Optimized Multiple Quantum MAS Lineshape Simulations in Solid State NMR

TL;DR

This paper introduces a computational method using simulated annealing to optimize and simulate 2D MQMAS NMR spectra for disordered materials, enabling better characterization of local chemical environments despite spectral overlap.

Contribution

It presents a novel distributed simulation approach combined with optimization techniques to analyze complex MQMAS spectra of disordered solids.

Findings

Effective simulation of 2D MQMAS spectra using stochastic parameter distributions.

Optimization of spectral parameters via simulated annealing improves spectral interpretation.

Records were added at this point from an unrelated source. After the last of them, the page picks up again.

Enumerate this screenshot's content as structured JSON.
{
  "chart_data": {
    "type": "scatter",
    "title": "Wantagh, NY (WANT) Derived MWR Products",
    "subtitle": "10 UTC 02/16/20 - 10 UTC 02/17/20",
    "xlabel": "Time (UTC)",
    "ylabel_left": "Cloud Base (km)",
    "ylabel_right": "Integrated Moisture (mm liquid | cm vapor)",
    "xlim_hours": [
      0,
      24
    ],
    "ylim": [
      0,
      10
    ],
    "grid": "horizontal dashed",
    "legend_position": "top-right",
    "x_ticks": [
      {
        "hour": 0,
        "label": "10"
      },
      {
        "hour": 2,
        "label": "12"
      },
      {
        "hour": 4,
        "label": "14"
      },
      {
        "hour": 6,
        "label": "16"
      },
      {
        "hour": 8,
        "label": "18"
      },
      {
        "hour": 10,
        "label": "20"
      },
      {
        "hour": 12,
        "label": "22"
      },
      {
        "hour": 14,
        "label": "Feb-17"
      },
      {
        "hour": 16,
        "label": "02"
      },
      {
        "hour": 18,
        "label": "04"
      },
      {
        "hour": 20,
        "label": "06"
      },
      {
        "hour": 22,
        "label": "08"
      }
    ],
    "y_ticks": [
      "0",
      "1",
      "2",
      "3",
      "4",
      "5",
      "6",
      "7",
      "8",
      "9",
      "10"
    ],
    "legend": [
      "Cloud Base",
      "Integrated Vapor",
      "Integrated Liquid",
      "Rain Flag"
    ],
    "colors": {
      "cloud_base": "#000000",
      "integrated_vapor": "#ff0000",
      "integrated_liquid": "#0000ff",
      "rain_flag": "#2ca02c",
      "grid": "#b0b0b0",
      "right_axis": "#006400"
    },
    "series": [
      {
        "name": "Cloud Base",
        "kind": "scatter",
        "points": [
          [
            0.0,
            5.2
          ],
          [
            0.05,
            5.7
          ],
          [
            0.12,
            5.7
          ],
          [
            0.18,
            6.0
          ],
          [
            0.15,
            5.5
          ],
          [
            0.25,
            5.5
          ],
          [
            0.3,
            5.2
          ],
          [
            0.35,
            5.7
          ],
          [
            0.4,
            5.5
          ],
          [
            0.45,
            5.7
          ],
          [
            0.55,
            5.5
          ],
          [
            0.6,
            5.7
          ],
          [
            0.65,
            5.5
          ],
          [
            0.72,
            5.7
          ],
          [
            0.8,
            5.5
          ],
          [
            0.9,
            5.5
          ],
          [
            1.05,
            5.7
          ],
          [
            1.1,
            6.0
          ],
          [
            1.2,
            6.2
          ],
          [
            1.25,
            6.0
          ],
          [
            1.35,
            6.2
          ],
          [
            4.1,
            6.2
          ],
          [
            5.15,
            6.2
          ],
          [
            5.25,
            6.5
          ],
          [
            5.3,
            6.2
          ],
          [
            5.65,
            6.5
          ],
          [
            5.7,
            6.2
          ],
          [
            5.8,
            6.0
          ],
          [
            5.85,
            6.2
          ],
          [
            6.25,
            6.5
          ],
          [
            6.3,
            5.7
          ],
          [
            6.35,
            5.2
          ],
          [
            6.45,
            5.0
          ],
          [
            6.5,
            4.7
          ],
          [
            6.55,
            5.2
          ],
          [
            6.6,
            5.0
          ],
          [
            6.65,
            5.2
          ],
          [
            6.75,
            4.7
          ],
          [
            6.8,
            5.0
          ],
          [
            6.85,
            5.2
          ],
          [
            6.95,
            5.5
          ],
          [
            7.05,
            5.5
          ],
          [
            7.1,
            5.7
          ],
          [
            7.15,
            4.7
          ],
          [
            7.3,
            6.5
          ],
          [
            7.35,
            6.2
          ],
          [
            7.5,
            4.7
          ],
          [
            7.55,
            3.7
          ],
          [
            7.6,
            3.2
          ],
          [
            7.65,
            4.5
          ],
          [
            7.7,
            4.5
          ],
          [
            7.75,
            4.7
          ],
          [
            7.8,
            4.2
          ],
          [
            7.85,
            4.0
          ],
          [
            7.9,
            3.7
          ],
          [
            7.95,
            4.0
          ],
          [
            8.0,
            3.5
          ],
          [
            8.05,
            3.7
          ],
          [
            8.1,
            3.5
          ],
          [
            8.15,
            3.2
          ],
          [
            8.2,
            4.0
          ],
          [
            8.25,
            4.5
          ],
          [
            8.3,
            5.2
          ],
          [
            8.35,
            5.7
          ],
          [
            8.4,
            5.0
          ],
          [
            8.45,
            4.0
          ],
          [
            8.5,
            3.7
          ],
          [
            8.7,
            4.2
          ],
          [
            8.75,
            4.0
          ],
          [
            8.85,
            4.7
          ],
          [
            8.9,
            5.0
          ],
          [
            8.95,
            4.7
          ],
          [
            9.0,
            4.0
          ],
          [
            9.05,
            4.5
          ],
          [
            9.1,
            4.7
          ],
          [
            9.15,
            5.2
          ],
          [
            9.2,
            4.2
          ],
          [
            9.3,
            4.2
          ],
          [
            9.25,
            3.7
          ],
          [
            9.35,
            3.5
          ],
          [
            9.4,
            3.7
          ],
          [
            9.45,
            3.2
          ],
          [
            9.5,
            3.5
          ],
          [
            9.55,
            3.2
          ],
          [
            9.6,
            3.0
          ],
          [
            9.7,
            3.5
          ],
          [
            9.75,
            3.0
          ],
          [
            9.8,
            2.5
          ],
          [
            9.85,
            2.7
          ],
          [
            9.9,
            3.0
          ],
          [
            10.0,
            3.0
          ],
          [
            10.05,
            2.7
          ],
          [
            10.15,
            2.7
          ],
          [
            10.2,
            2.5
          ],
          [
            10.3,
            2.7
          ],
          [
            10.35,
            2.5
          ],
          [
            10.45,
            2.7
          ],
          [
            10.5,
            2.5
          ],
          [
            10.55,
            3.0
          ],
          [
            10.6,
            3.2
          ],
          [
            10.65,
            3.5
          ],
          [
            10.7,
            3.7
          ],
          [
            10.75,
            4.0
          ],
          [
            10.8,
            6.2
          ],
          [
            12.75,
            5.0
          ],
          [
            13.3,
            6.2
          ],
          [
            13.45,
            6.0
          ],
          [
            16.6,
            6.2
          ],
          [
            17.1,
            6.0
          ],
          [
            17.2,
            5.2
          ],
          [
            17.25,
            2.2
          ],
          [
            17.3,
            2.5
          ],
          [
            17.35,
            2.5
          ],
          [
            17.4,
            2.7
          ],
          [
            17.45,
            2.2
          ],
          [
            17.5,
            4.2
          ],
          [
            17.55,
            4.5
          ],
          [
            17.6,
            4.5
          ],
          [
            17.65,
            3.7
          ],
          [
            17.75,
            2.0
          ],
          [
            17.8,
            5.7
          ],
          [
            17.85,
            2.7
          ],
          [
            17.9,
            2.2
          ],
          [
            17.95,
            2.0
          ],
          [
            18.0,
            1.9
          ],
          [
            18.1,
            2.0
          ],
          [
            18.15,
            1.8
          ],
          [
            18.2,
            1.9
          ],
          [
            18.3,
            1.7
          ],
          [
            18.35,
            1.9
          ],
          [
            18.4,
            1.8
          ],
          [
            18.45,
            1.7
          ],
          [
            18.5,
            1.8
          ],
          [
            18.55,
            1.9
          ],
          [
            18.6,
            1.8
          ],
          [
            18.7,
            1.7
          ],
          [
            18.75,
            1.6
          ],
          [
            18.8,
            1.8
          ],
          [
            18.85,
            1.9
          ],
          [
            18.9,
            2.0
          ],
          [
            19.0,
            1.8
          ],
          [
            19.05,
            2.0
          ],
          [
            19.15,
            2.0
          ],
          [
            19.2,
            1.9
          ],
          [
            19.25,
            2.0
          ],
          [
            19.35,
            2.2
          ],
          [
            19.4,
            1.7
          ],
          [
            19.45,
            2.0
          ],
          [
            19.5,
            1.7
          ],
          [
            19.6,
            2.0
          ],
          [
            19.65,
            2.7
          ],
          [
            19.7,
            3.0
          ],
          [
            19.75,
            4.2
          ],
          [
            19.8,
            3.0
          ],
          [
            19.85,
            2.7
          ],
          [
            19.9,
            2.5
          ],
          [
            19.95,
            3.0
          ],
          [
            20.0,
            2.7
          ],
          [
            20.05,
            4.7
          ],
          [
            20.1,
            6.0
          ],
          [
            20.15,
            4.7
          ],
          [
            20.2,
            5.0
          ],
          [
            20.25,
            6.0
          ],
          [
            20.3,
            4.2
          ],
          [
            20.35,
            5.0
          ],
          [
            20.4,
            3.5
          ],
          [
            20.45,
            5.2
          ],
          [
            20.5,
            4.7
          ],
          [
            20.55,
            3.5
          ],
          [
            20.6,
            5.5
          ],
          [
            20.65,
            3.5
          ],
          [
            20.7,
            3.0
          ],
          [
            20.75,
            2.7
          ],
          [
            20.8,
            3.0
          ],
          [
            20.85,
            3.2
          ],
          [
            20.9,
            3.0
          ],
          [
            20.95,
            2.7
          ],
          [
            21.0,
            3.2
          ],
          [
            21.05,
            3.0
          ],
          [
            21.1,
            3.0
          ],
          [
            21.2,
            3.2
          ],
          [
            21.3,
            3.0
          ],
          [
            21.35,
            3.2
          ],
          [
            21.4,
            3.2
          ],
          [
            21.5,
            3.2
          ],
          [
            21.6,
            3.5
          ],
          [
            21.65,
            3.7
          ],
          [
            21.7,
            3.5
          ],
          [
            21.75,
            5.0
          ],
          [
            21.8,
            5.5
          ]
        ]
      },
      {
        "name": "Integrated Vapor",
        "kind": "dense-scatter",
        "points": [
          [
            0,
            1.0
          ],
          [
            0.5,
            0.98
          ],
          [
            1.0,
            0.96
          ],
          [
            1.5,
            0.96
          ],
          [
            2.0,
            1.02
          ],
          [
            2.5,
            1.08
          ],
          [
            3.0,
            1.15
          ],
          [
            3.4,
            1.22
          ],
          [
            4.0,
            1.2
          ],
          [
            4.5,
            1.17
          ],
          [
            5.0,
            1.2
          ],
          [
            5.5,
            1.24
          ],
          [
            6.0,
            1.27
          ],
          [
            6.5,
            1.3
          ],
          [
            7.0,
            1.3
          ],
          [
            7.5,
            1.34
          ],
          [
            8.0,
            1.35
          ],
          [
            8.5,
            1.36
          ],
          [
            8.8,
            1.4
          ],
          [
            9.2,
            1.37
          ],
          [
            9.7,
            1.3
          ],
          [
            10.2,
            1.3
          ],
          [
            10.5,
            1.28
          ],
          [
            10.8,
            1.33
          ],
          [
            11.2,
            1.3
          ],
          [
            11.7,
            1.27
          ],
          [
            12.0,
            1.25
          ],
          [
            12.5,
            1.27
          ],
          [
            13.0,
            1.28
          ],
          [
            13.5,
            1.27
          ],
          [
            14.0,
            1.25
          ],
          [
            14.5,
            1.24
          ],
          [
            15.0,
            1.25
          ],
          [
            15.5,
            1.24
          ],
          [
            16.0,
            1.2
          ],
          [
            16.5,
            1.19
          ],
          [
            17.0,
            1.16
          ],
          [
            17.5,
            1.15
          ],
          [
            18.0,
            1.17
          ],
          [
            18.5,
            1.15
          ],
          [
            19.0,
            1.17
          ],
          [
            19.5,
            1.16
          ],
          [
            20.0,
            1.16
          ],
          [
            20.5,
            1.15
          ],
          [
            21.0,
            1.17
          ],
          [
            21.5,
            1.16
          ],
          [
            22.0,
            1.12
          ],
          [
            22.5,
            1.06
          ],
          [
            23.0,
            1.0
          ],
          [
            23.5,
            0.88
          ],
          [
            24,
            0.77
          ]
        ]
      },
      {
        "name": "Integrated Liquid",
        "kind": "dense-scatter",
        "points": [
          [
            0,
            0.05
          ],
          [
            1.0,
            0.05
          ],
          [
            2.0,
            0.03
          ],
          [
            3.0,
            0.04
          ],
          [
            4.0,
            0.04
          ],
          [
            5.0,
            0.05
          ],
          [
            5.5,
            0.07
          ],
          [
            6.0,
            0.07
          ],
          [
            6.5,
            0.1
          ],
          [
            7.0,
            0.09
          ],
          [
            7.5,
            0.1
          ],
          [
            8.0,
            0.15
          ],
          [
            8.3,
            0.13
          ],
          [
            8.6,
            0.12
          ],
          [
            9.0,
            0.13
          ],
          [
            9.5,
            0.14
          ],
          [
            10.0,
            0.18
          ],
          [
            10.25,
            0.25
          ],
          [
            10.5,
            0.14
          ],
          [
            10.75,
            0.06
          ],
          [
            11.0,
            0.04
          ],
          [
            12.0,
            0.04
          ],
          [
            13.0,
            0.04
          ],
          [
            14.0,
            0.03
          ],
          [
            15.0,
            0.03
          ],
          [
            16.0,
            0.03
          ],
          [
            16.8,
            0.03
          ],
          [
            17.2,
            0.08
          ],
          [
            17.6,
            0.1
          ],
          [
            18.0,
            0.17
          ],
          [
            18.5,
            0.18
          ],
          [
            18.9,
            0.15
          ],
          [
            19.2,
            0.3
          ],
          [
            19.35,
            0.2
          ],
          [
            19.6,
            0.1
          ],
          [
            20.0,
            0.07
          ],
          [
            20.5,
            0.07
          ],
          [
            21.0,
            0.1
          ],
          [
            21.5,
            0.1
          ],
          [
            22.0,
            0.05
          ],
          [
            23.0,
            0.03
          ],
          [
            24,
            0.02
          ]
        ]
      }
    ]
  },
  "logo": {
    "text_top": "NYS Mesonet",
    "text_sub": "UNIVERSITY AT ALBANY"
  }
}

Method provides error estimates for local chemical environment characterization.

Abstract

The majority of nuclei available for study in solid state Nuclear Magnetic Resonance have half-integer spin $I > 1/2 $, with corresponding electric quadrupole moment. As such, they may couple with a surrounding electric field gradient. This effect introduces anisotropic line broadening to spectra, arising from distinct chemical species within polycrystalline solids. In Multiple Quantum Magic Angle Spinning (MQMAS) experiments, a second frequency dimension is created, devoid of quadrupolar anisotropy. As a result, the center of gravity of peaks in the high resolution dimension is a function of isotropic second order quadrupole and chemical shift alone. However, for complex materials, these parameters take on a stochastic nature due in turn to structural and chemical disorder. Lineshapes may still overlap in the isotropic dimension, complicating the task of assignment and interpretation. A distributed computational approach is presented here which permits simulation of the two-dimensional MQMAS spectrum, generated by random variates from model distributions of isotropic chemical and quadrupole shifts. Owing to the non-convex nature of the residual sum of squares (RSS) function between experimental and simulated spectra, simulated annealing is used to optimize the simulation parameters. In this manner, local chemical environments for disordered materials may be characterized, and via a re-sampling approach, error estimates for parameters produced.